Aviles started organizing the tenants and having meetings in her apartment, just like her mom.

Through the years, the building changed hands, with “each landlord worse than the other,” she said.

In the winter of 1986, the third fire — which started in the basement due to a faulty old boiler — was the tipping point. Some of the tenants decided to stay even after the fire, so that they wouldn’t lose their apartments.

“We had gas, so we would boil water on top of the stove to keep the apartment warm,” she recalled. “We don’t want to lose our apartments so we’re going to do everything we can.”

The tenants filed an HP action against the landlord in Housing Court, asking that he make the necessary repairs, she said.

“Here I am, pregnant, and Jane is pushing me to the front when we go to court,” she said with a laugh.

The judge ruled for the tenants and the city ended up installing a boiler, she said.
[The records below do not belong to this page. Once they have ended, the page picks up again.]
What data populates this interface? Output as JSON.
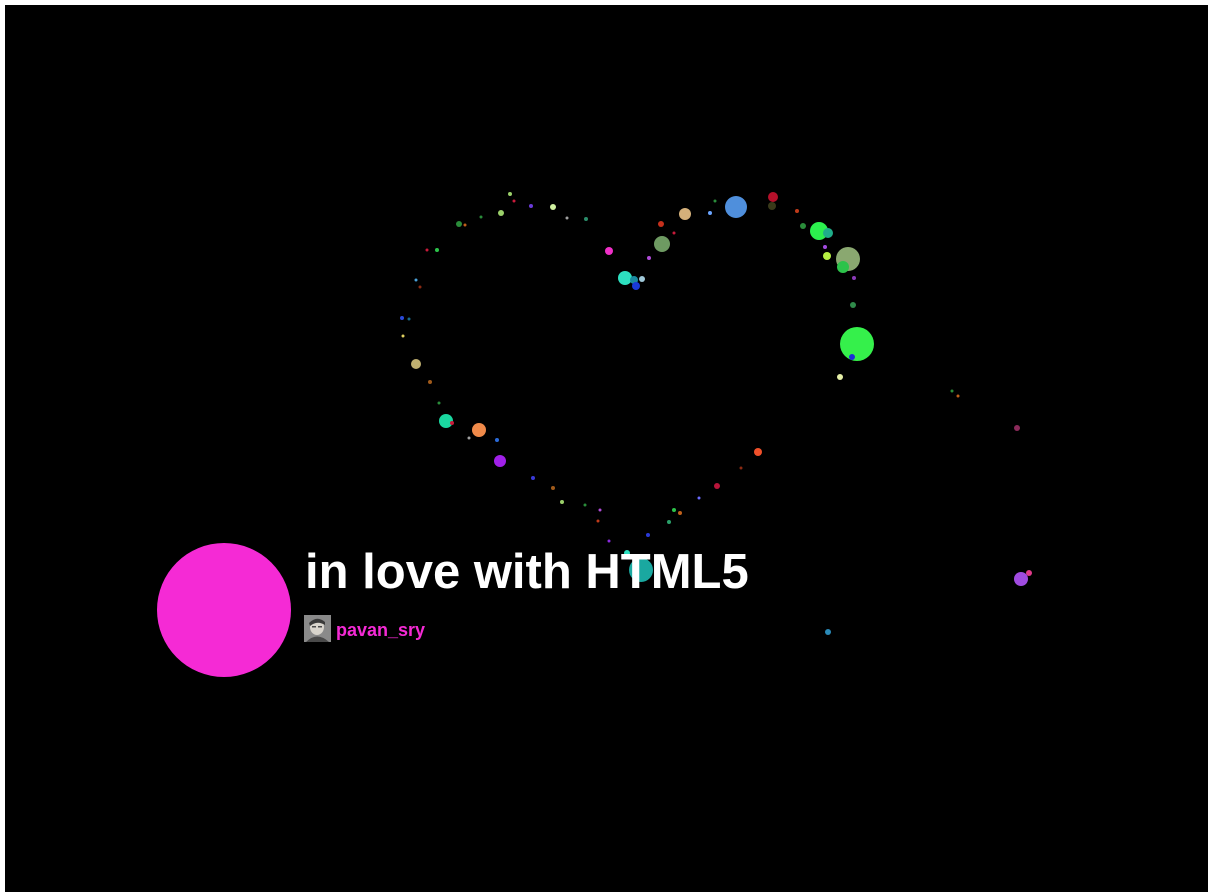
{
  "title": "in love with HTML5",
  "author": {
    "name": "pavan_sry",
    "avatar_icon": "user-photo-icon"
  },
  "colors": {
    "background": "#000000",
    "accent": "#f52ad5",
    "title_text": "#ffffff"
  }
}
“That’s how we take the building over — we took it back,” said Aviles, who was working at an advertising agency during that period.
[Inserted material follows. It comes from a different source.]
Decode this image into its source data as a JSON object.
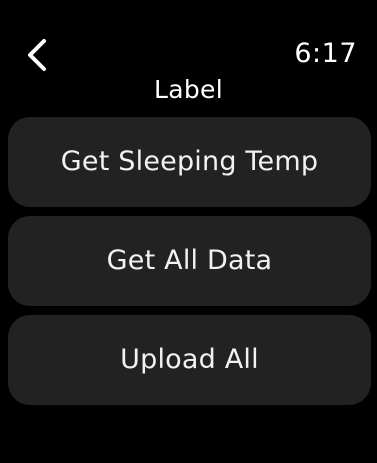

Aviles continued her involvement with the coalition and explained how Wood organized.

“She was an incredible organizer. She gave us all positions. If she found that you were good at one thing, she used you for that. So she knew that I was artsy and that I love my music,” said Aviles, who attended BMCC and studied liberal arts.

When tenants won a fight, the Coalition would throw a party on 17th St. (btw. Eighth & Ninth Aves.). The street would be blocked off, a band would jam and there would be lots of food, which Aviles would organize.
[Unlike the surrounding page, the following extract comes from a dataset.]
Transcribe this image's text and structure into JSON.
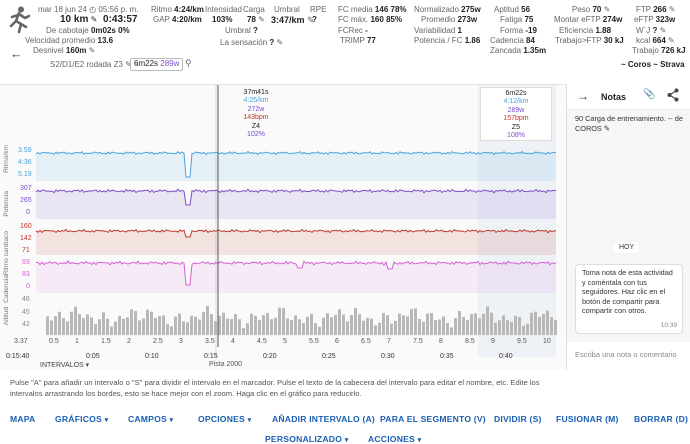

“That was just a way to get your mind away from the hell that you’re living through,” she said. “That was the one day, we got together and it was fun and there was music and you were dancing.”

Aviles said that she misses those days when Chelsea was a close-knit community.

“You look at it now and you say, ‘Really, that was happening?’ ” said Aviles, who has lived on W. 17th St. for almost her whole life. “It was so incredible. I walk down these streets today and I’m like, ‘They’re so different.’ ”

She added, “Even though it’s beautiful now, I just miss the community that we had. We had little stores, we had bodegas, we had pastry shops, we had, you know, the mom and pop stuff.”

Aviles eventually moved out of 457 W. 17th St., which is now a luxury apartment building. According to real estate site Zillow.com, one apartment is selling for around $1.5 million and its monthly rent is $5,300.

She moved, but stayed on W. 17th St., only now between Eighth and Ninth Aves.

Jane Wood passed away in 2004, and two years later Aviles got a job with Housing Court Answers, which used to be called the City-Wide Task Force on Housing Court. She first worked in Queens and then became Brooklyn coordinator.

“It reminds me of when we were fighting [in Chelsea],” she said of Brooklyn, where she has worked for nine years. “I see the same faces. I so relate to them. It’s like my people all over again.”

For over 30 years, the nonprofit Housing Court Answers (cwtfhc.org) has helped tenants in housing court matters. They have a hotline and tables at the courts to provide tenants with information in multiple languages.

Aviles continues to fight, using what Wood and the coalition taught her.

“I can’t walk down the street without having to give somebody some advice,” she said.